New locally-made films now available at Four Star
Tonya
| 8/25/2007 11:38 am |
Screen Siren
It's Happiness: A Polka Documentary (2006, 80 minutes)
This 2007 Wisconsin Film Festival favorite was produced by Timm Gable, who works out of Milwaukee (and who also did production work on the shot-in-Madison Hollywood film The Last Kiss), and who, along with director Craig DiBiase, conceived the idea for a documentary about Wisconsin's polka culture while shooting a Pabst Blue Ribbon commercial in Milwaukee. This film ponders the appeal of Wisconsin's official state dance, and what drives its impassioned fans to go to such lengths as petitioning the state government to describe it as such. The charm of this film, besides the music and the scenes of jolly dancing revelers, lies in the real-life quirky characters of the polka scene. There's John Pinter, the absent-minded president of the Wisconsin Polka Boosters, who comes up with increasingly far-fetched schemes to build up the popularity of polka amongst a jaded younger generation, and the "rowdy bunch," a crew of octogenarians who frequent the state's polka festivals to get crazy on the dance floor and to take shots of Jagermeister out of their "shotski," a ski drilled with holes with the purpose of holding multiple shot glasses, enabling many a drunken elder to drink at the same time. This documentary is a lot of happy fun, and it lets us look deeper into a culture that most of us Madisonians only experience while drinking Spaten out of boots and dancing to the "Beer Barrel Polka" at the Essen Haus. We should all support the Polka Booster's quest to teach polka in Wisconsin elementary schools, if only to ensure that future generations won't, like us, have to endure a couple weeks of torturously lame square dancing during P.E.

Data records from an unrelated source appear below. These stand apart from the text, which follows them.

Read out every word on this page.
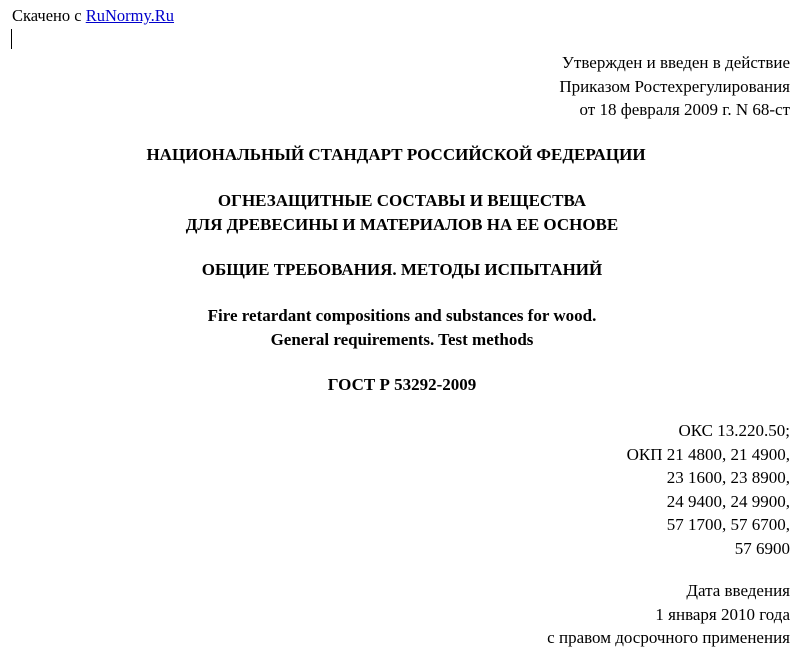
Скачено с RuNormy.Ru
Утвержден и введен в действие
Приказом Ростехрегулирования
от 18 февраля 2009 г. N 68-ст
НАЦИОНАЛЬНЫЙ СТАНДАРТ РОССИЙСКОЙ ФЕДЕРАЦИИ
ОГНЕЗАЩИТНЫЕ СОСТАВЫ И ВЕЩЕСТВА
ДЛЯ ДРЕВЕСИНЫ И МАТЕРИАЛОВ НА ЕЕ ОСНОВЕ
ОБЩИЕ ТРЕБОВАНИЯ. МЕТОДЫ ИСПЫТАНИЙ
Fire retardant compositions and substances for wood.
General requirements. Test methods
ГОСТ Р 53292-2009
ОКС 13.220.50;
ОКП 21 4800, 21 4900,
23 1600, 23 8900,
24 9400, 24 9900,
57 1700, 57 6700,
57 6900
Дата введения
1 января 2010 года
с правом досрочного применения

Hummingbird (2006, 50 minutes)
This documentary, directed by UW-Milwaukee alumnus Holly Mosher, profiles two organizations in Recife, Brazil which seek to help street children and abused women by giving them a safe place to stay and education and support so that they can find some measure of safety and success in their lives. Recife, the city with Brazil's highest rate of unemployment, is shown by this documentary to be exploited by sex tourism and to have streets populated by strung-out youths who sniff glue in order to alleviate their hunger pains. In the face of this hopelessness, two organizations, the House of Passage and the Women's Life Collective, seek to help in what little way they can. Their meager resources are modest against such a large problem, and modest also are their successes: one success story is of Adriana, a former street kid who was forced into prostitution, and who now stays in a tiny but well-kept apartment and who works as a maid. Cecy Pestrello, founder of the women's Life Collective, addresses the perceived futility of her mission by telling a fable about a hummingbird who, during a fire in the jungle, takes a bit of water in its beak and puts it on the flames. "What are you doing to improve our planet," Pestrello asks, "to make it more dignified, more humane? That is my message." Inspiring but somewhat dull in parts and, at a mere 50 minutes, underdeveloped.

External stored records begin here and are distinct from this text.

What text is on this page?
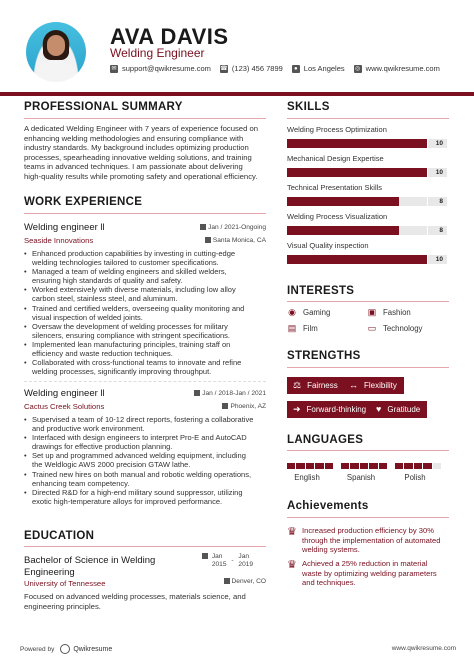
AVA DAVIS
Welding Engineer
✉ support@qwikresume.com ☎ (123) 456 7899	● Los Angeles ◎ www.qwikresume.com
PROFESSIONAL SUMMARY
A dedicated Welding Engineer with 7 years of experience focused on
enhancing welding methodologies and ensuring compliance with
industry standards. My background includes optimizing production
processes, spearheading innovative welding solutions, and training
teams in advanced techniques. I am passionate about delivering
high-quality results while promoting safety and operational efficiency.
WORK EXPERIENCE
Welding engineer ll
Seaside Innovations
Jan / 2021-Ongoing
Santa Monica, CA
• Enhanced production capabilities by investing in cutting-edge
welding technologies tailored to customer specifications.
• Managed a team of welding engineers and skilled welders,
ensuring high standards of quality and safety.
• Worked extensively with diverse materials, including low alloy
carbon steel, stainless steel, and aluminum.
• Trained and certified welders, overseeing quality monitoring and
visual inspection of welded joints.
• Oversaw the development of welding processes for military
silencers, ensuring compliance with stringent specifications.
• Implemented lean manufacturing principles, training staff on
efficiency and waste reduction techniques.
• Collaborated with cross-functional teams to innovate and refine
welding processes, significantly improving throughput.
Welding engineer ll
Cactus Creek Solutions
Jan / 2018-Jan / 2021
Phoenix, AZ
• Supervised a team of 10-12 direct reports, fostering a collaborative
and productive work environment.
• Interfaced with design engineers to interpret Pro-E and AutoCAD
drawings for effective production planning.
• Set up and programmed advanced welding equipment, including
the Weldlogic AWS 2000 precision GTAW lathe.
• Trained new hires on both manual and robotic welding operations,
enhancing team competency.
• Directed R&D for a high-end military sound suppressor, utilizing
exotic high-temperature alloys for improved performance.
EDUCATION
Bachelor of Science in Welding
Engineering
University of Tennessee

Jan
2015
-
Jan
2019
Denver, CO
Focused on advanced welding processes, materials science, and
engineering principles.
SKILLS
Welding Process Optimization
10
Mechanical Design Expertise
10
Technical Presentation Skills
8
Welding Process Visualization
8
Visual Quality inspection
10
INTERESTS
◉ Gaming	▣ Fashion
▤ Film	▭ Technology
STRENGTHS
⚖ Fairness ↔ Flexibility
➜ Forward-thinking ♥ Gratitude
LANGUAGES
English	Spanish	Polish
Achievements
♛ Increased production efficiency by 30%
through the implementation of automated
welding systems.
♛ Achieved a 25% reduction in material
waste by optimizing welding parameters
and techniques.
Powered by	Qwikresume	www.qwikresume.com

Chad Vader: The Complete First Season (2006, 46 minutes)
This YouTube sensation, filmed by, produced by, and starring Madisonians Matt Sloan and Aaron Yonda, and filmed at the Willy Street Co-Op, is now on DVD. The epic tale of Chad Vader, the younger brother of Darth and the day shift manager of Empire Mart, follows Chad in his tribulations against Clint, the night shift manager, as Chad loses his coveted day shift position to Clint and regains it with the help of his coworkers. One of the few Star Wars parodies to get a stamp of approval from George Lucas himself, it combines the epic persona and machinations of Chad Vader with the tedious everyday and workplace politics. Even the grand and imposing Imperial March is full of baleful ennui. Rather than battling Jedi Knights with his lightsaber, Chad battles broom-wielding shoplifters. Chad becomes loveable by loving his normal, everyday job so completely: he is content to drink chocotinis at the local pub rather than at the cantina on Tatooine. Even Mayor Dave, in episode eight, supports him in his quest to regain supremacy at the Empire Mart. Enjoyable, especially for Star Wars fans who enjoy the cognitive dissonance of seeing their favorite villain exposed as such a charmer, but who needs a DVD when all eight episodes are up on Yonda and Sloan's Blame Society website at www.splu.net?